Cases Where the Possessive Is Clearly Needed
In other sentences, the action expressed by the gerund is the true subject, and the preceding noun functions more like an adjective specifying whose action we are talking about. For example:
“Sarah’s driving saved them from the accident.”
In this sentence, it is driving that saved them; Sarah’s simply tells us whose driving. The gerund phrase Sarah’s driving acts as a unit, and the possessive form is both grammatically appropriate and stylistically natural.
Borderline Cases and Authorial Choice
Not all examples are so clear-cut. Take the sentence:
“The father worried about his daughters’ going to the party alone.”
From a strictly grammatical perspective, daughters’ going treats going as the object of worry, with daughters’ modifying it possessively. This emphasises the act of going as the thing that concerns the father. However, some writers and readers find the plural possessive before a gerund slightly stiff or pedantic, especially in everyday contexts. They may prefer:
“The father worried about his daughters going to the party alone.”
In this version, daughters could be interpreted as the object of worry and going to the party alone as a participial phrase attached to it. Grammatically, both sentences can be defended, and in many contexts both will be understood in the same way.
Because such cases are hazy, style often becomes a matter of preference and consistency. A formal, traditional grammar approach may favour the possessive when the gerund functions clearly as a noun. More modern usage, especially in less formal prose, tends to omit the apostrophe unless clarity demands it.
Using Pronoun Substitution as a Test
One practical strategy for deciding whether to use a possessive before a gerund is to replace the noun with an appropriate pronoun and see what sounds natural. Returning to the examples above:
-
“Students registering for English classes …”
Try substituting they or their:- “They registering for English classes …” (incorrect)
- “Their registering for English classes …” (odd and ungrammatical in this context)
-
“Sarah’s driving saved them from the accident.”
Replace Sarah’s driving with she or her driving:- “She saved them from the accident.” (logical paraphrase)
- “Her driving saved them from the accident.” (perfectly natural)
-
“The father worried about his daughters’ going to the party alone.”
Try their going and them going:- “The father worried about their going to the party alone.”
- “The father worried about them going to the party alone.”
In ambiguous cases, choose the form that feels most natural to you and aligns with your target journal’s style, then apply that choice consistently throughout your document. Consistency is often more important than a theoretical distinction that readers will not consciously notice.
Conclusion
Possessive forms in English are mostly predictable, but the language also contains a number of oddities that can trap even careful writers.
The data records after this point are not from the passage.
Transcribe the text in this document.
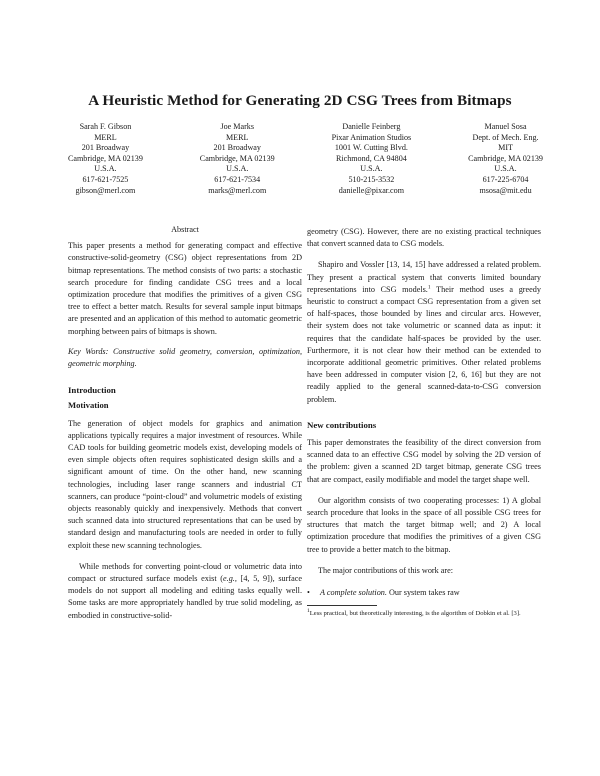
A Heuristic Method for Generating 2D CSG Trees from Bitmaps
Sarah F. Gibson
MERL
201 Broadway
Cambridge, MA 02139
U.S.A.
617-621-7525
gibson@merl.com
Joe Marks
MERL
201 Broadway
Cambridge, MA 02139
U.S.A.
617-621-7534
marks@merl.com
Danielle Feinberg
Pixar Animation Studios
1001 W. Cutting Blvd.
Richmond, CA 94804
U.S.A.
510-215-3532
danielle@pixar.com
Manuel Sosa
Dept. of Mech. Eng.
MIT
Cambridge, MA 02139
U.S.A.
617-225-6704
msosa@mit.edu
Abstract

This paper presents a method for generating compact and effective constructive-solid-geometry (CSG) object representations from 2D bitmap representations. The method consists of two parts: a stochastic search procedure for finding candidate CSG trees and a local optimization procedure that modifies the primitives of a given CSG tree to effect a better match. Results for several sample input bitmaps are presented and an application of this method to automatic geometric morphing between pairs of bitmaps is shown.

Key Words: Constructive solid geometry, conversion, optimization, geometric morphing.

Introduction
Motivation

The generation of object models for graphics and animation applications typically requires a major investment of resources. While CAD tools for building geometric models exist, developing models of even simple objects often requires sophisticated design skills and a significant amount of time. On the other hand, new scanning technologies, including laser range scanners and industrial CT scanners, can produce “point-cloud” and volumetric models of existing objects reasonably quickly and inexpensively. Methods that convert such scanned data into structured representations that can be used by standard design and manufacturing tools are needed in order to fully exploit these new scanning technologies.

While methods for converting point-cloud or volumetric data into compact or structured surface models exist (e.g., [4, 5, 9]), surface models do not support all modeling and editing tasks equally well. Some tasks are more appropriately handled by true solid modeling, as embodied in constructive-solid-

geometry (CSG). However, there are no existing practical techniques that convert scanned data to CSG models.

Shapiro and Vossler [13, 14, 15] have addressed a related problem. They present a practical system that converts limited boundary representations into CSG models.$^1$ Their method uses a greedy heuristic to construct a compact CSG representation from a given set of half-spaces, those bounded by lines and circular arcs. However, their system does not take volumetric or scanned data as input: it requires that the candidate half-spaces be provided by the user. Furthermore, it is not clear how their method can be extended to incorporate additional geometric primitives. Other related problems have been addressed in computer vision [2, 6, 16] but they are not readily applied to the general scanned-data-to-CSG conversion problem.

New contributions

This paper demonstrates the feasibility of the direct conversion from scanned data to an effective CSG model by solving the 2D version of the problem: given a scanned 2D target bitmap, generate CSG trees that are compact, easily modifiable and model the target shape well.

Our algorithm consists of two cooperating processes: 1) A global search procedure that looks in the space of all possible CSG trees for structures that match the target bitmap well; and 2) A local optimization procedure that modifies the primitives of a given CSG tree to provide a better match to the bitmap.

The major contributions of this work are:

•	A complete solution. Our system takes raw

$^1$Less practical, but theoretically interesting, is the algorithm of Dobkin et al. [3].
Independent possessive pronouns such as ours, yours, hers and theirs take an s but never an apostrophe. The tiny difference between its and it’s signals a crucial contrast between possession and contraction. Historical and institutional names may drop apostrophes despite having possessive origins, and the relative pronoun whose provides a unique, apostrophe-free possessive for both who and, at times, which. Finally, nouns before gerunds occupy a grey area in which the possessive is sometimes required, sometimes incorrect and sometimes simply a matter of stylistic taste.
For academic and scientific authors, understanding these subtleties is not a matter of pedantry but of professionalism. Correct and consistent possessive forms help ensure that manuscripts read smoothly and do not distract reviewers and readers with avoidable errors. By paying attention to the special cases outlined in this article and by using practical tests such as pronoun substitution, you can approach even the most troublesome possessives with confidence.